The patient has several appointments to follow in Salmaniya Medical Center referred by the doctors from the health center as follow :

-Eye clinic

-Cardiology Clinic

-Orthopedic

-Regular appointment in health center

Health education department:

Health education is another service available in the health center .There is one health educator in the health center, but Mrs. doesn’t like continuing appointment with health educator.

Treatment and medications

She is following regularly the collection of her medications from Salmaniya Medical Center. She is taken (Glucophage 1gm BD, Tegretol 200mg OD, Lipitor 20mg HS, Natrilix 1.5mg OD, Aproval 150 OD, Fersolate 1tab BD, Zertic 10 mg HS, Lisinopril 20mg, Amlodipine 10mg).

Laboratory services

The patient doing investigation regularly in health center and with the result she is following with doctors in Salmaniya Medical Center.

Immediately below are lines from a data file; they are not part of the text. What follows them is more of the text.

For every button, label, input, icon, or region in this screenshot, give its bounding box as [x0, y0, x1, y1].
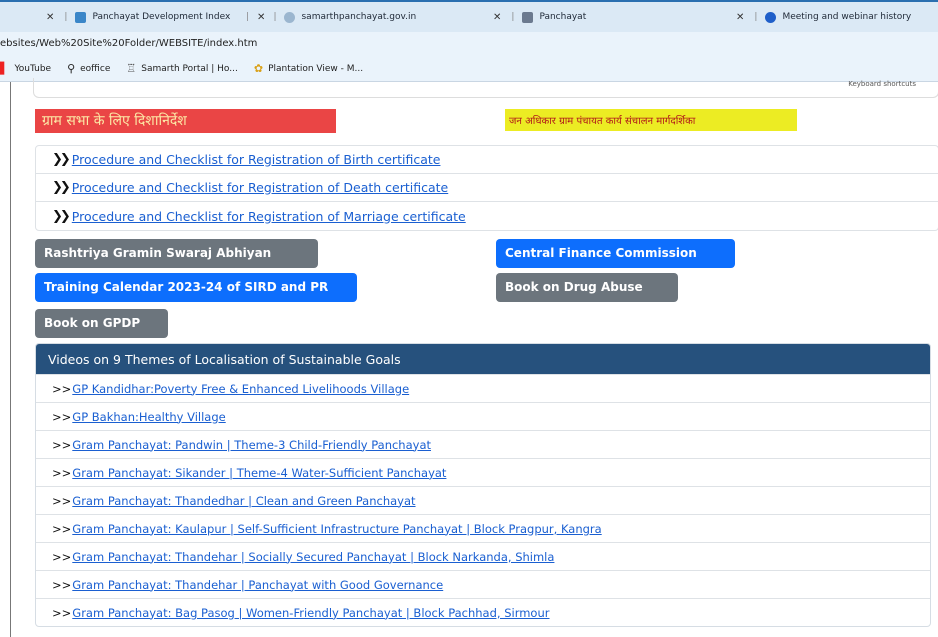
bookmark-label: eoffice: [80, 63, 111, 74]
map-card: Keyboard shortcuts: [33, 78, 938, 98]
bookmark-samarth-portal[interactable]: ♖ Samarth Portal | Ho...: [126, 62, 238, 75]
tab-title: Panchayat Development Index: [92, 12, 231, 22]
book-gpdp-button[interactable]: Book on GPDP: [35, 309, 168, 338]
bookmark-eoffice[interactable]: ⚲ eoffice: [67, 62, 110, 75]
video-link[interactable]: Gram Panchayat: Sikander | Theme-4 Water…: [72, 466, 446, 480]
bookmark-label: YouTube: [14, 63, 52, 74]
list-item: >> Gram Panchayat: Kaulapur | Self-Suffi…: [36, 514, 930, 542]
plant-icon: ✿: [253, 62, 264, 75]
list-item: >> Gram Panchayat: Bag Pasog | Women-Fri…: [36, 598, 930, 626]
death-certificate-link[interactable]: Procedure and Checklist for Registration…: [72, 180, 448, 195]
double-chevron-icon: ❯❯: [52, 180, 71, 195]
web-page: Keyboard shortcuts ग्राम सभा के लिए दिशा…: [10, 78, 938, 637]
list-item: >> GP Kandidhar:Poverty Free & Enhanced …: [36, 374, 930, 402]
tab-meeting-webinar-history[interactable]: ✕ | Meeting and webinar history: [736, 2, 911, 32]
browser-tab-strip: ✕ | Panchayat Development Index | ✕ | sa…: [0, 0, 938, 32]
emblem-icon: ♖: [126, 62, 137, 75]
double-chevron-icon: ❯❯: [52, 208, 71, 224]
list-item: >> GP Bakhan:Healthy Village: [36, 402, 930, 430]
tab-favicon-icon: [75, 11, 87, 23]
rgsa-button[interactable]: Rashtriya Gramin Swaraj Abhiyan: [35, 239, 318, 268]
list-item: >> Gram Panchayat: Thandedhar | Clean an…: [36, 486, 930, 514]
search-icon: ⚲: [67, 62, 76, 75]
video-link[interactable]: GP Bakhan:Healthy Village: [72, 410, 225, 424]
tab-close-icon[interactable]: ✕: [46, 12, 54, 23]
zoom-favicon-icon: [765, 11, 777, 23]
list-item: >> Gram Panchayat: Pandwin | Theme-3 Chi…: [36, 430, 930, 458]
video-link[interactable]: Gram Panchayat: Bag Pasog | Women-Friend…: [72, 606, 549, 620]
keyboard-shortcuts-link[interactable]: Keyboard shortcuts: [848, 80, 916, 88]
central-finance-commission-button[interactable]: Central Finance Commission: [496, 239, 735, 268]
tab-title: samarthpanchayat.gov.in: [301, 12, 417, 22]
tab-close-icon[interactable]: ✕: [493, 12, 501, 23]
youtube-icon: ▌: [0, 62, 9, 75]
training-calendar-button[interactable]: Training Calendar 2023-24 of SIRD and PR: [35, 273, 357, 302]
tab-title: Panchayat: [539, 12, 587, 22]
tab-title: Meeting and webinar history: [782, 12, 912, 22]
list-item: ❯❯ Procedure and Checklist for Registrat…: [36, 202, 938, 230]
registration-checklist-list: ❯❯ Procedure and Checklist for Registrat…: [35, 145, 938, 231]
tab-favicon-icon: [284, 11, 296, 23]
bookmark-plantation-view[interactable]: ✿ Plantation View - M...: [254, 62, 363, 75]
birth-certificate-link[interactable]: Procedure and Checklist for Registration…: [72, 152, 441, 167]
address-bar[interactable]: ebsites/Web%20Site%20Folder/WEBSITE/inde…: [0, 32, 938, 56]
video-link[interactable]: Gram Panchayat: Pandwin | Theme-3 Child-…: [72, 438, 431, 452]
bookmark-youtube[interactable]: ▌ YouTube: [0, 62, 51, 75]
video-link[interactable]: GP Kandidhar:Poverty Free & Enhanced Liv…: [72, 382, 409, 396]
bookmark-label: Plantation View - M...: [268, 63, 364, 74]
tab-close-icon[interactable]: ✕: [736, 12, 744, 23]
marriage-certificate-link[interactable]: Procedure and Checklist for Registration…: [72, 209, 466, 224]
video-link[interactable]: Gram Panchayat: Thandedhar | Clean and G…: [72, 494, 415, 508]
tab-favicon-icon: [522, 11, 534, 23]
list-item: >> Gram Panchayat: Thandehar | Panchayat…: [36, 570, 930, 598]
list-item: >> Gram Panchayat: Thandehar | Socially …: [36, 542, 930, 570]
gram-sabha-guidelines-banner[interactable]: ग्राम सभा के लिए दिशानिर्देश: [35, 109, 336, 133]
bookmark-label: Samarth Portal | Ho...: [141, 63, 238, 74]
list-item: ❯❯ Procedure and Checklist for Registrat…: [36, 174, 938, 202]
tab-samarthpanchayat[interactable]: | ✕ | samarthpanchayat.gov.in: [246, 2, 416, 32]
tab-close-icon[interactable]: ✕: [257, 12, 265, 23]
tab-panchayat[interactable]: ✕ | Panchayat: [493, 2, 586, 32]
panel-heading: Videos on 9 Themes of Localisation of Su…: [36, 344, 930, 374]
tab-panchayat-development-index[interactable]: ✕ | Panchayat Development Index: [46, 2, 230, 32]
jan-adhikar-guide-banner[interactable]: जन अधिकार ग्राम पंचायत कार्य संचालन मार्…: [505, 109, 797, 131]
video-link[interactable]: Gram Panchayat: Thandehar | Panchayat wi…: [72, 578, 443, 592]
double-chevron-icon: ❯❯: [52, 152, 71, 167]
list-item: ❯❯ Procedure and Checklist for Registrat…: [36, 146, 938, 174]
sdg-videos-panel: Videos on 9 Themes of Localisation of Su…: [35, 343, 931, 627]
url-text: ebsites/Web%20Site%20Folder/WEBSITE/inde…: [0, 38, 258, 49]
video-link[interactable]: Gram Panchayat: Kaulapur | Self-Sufficie…: [72, 522, 601, 536]
video-link[interactable]: Gram Panchayat: Thandehar | Socially Sec…: [72, 550, 554, 564]
book-drug-abuse-button[interactable]: Book on Drug Abuse: [496, 273, 678, 302]
list-item: >> Gram Panchayat: Sikander | Theme-4 Wa…: [36, 458, 930, 486]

The Client Community Setting

F.A.A is living in A’ali village in an old ministry of housing unit in a simple compound with an extension flats built in back side of her house for her 4 children whom are living with their families.

A’ali health center is a type A facility which is located approximately (*****) km from her home.

She is living in a safe neighborhood; there is no major health hazard, just a nearby hose reconstruction that may cause noise disturbance.

F.A.A. is visiting the health center less frequently for follow up because she is following all

Of her disease condition at Salmaniya Medical Complex, she is oriented to the health centers facilities such as Diabetic clinic and health educator, but she is not following any of these although the family physician had referred her.